Human beings engage in millions of tiny, different, independent actions to perform even the simplest of tasks, such as feeding ourselves. These simple daily tasks we perform to live are tested and learned through adaptation over time. We just do them unconsciously. We breathe. We swallow. Our hearts beat. Our blood flows. Our neurons fire. And we don’t have to think about any of these things to make them happen over and over again.
And yet, when humans need to do something with incredible difficulty that we have never done before, we have the mental capacity to use science, math, intuition, intelligence and a variety of other skills to achieve what might have seemed almost impossible. One example is our trip to the moon. We had to figure out the thrust components of rockets, the effect of weightlessness, how to deal with radiation, creating space suits that could handle extreme heat or cold, and how to handle the vacuum of space. This is a small sample of the thousands of problems that had to be solved to put a man on the moon.
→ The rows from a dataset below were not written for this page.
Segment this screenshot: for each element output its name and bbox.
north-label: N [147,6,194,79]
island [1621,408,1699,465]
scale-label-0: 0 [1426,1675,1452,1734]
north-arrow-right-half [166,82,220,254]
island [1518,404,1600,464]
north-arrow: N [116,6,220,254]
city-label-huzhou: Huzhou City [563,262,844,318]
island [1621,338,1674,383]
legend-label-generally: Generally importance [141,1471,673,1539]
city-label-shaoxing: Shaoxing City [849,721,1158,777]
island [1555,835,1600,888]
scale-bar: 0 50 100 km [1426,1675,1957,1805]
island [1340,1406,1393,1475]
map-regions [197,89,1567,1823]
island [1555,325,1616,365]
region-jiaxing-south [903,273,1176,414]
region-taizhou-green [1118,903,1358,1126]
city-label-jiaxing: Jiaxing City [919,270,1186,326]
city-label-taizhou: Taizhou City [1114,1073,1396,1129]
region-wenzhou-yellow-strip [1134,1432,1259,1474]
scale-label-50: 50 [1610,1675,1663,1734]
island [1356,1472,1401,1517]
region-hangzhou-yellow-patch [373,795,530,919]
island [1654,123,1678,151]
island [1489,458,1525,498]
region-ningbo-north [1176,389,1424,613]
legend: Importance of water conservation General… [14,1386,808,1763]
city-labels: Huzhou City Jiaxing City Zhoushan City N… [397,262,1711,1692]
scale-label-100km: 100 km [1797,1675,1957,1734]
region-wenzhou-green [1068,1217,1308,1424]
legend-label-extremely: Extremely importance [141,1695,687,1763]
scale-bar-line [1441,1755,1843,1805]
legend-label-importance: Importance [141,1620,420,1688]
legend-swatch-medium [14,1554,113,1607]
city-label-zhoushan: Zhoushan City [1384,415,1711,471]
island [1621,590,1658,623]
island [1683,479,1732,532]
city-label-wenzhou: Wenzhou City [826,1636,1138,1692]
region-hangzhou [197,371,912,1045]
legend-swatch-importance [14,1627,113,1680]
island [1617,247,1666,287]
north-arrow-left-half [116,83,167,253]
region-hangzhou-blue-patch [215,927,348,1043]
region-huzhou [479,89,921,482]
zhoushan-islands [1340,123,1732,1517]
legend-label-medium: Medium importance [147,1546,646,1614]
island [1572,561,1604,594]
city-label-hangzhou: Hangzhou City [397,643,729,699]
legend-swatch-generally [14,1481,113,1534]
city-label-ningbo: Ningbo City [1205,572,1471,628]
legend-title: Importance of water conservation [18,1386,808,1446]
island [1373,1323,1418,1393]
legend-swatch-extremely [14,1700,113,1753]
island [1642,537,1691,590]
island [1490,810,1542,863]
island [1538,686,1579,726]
Compared to area-specific AI, it is a massively difficult task to design a system that will operate safely across thousands of different disciplines or tasks like this. And among these are several outcomes or tasks which could not be foreseen by either the designers or the users of the system. This requires the creation of a machine that has to think for itself in certain situations to achieve the desired goal. And only AI programmed in generality can solve these types of problems. The AI must be able to anticipate consequences and adjust to them. It must be able to learn from previous behavior and adapt future behaviors accordingly. It has to think, dammit!
Imagine a designer having to say, “Well, I have no actual idea whether this car I built will drive safely. I have no idea how it will operate at all. Whether it will spin its wheels or fly into the air or maybe just explode into tiny pieces is all a mystery to me. But I assure you, the design is very safe.”
The only blueprint for success would be to examine the design of ourselves (if you can call it a design). In doing so, we might even verify that our mind was, indeed, searching for solutions, some of which we would classify as ethical or unethical. Either way, we just can’t predict what will happen with human behavior. There are just too many variables to account for. Designing a true general intelligence will require many methods and different ways of thinking. One thing is sure: It will require a general intelligence that thinks like us and has concerns about ethics, morals and consequences — and cannot be a mere product of ethical engineering. To achieve a truly safe, human-like AI, the ethical judgment itself must be considered as a crucial component of its design.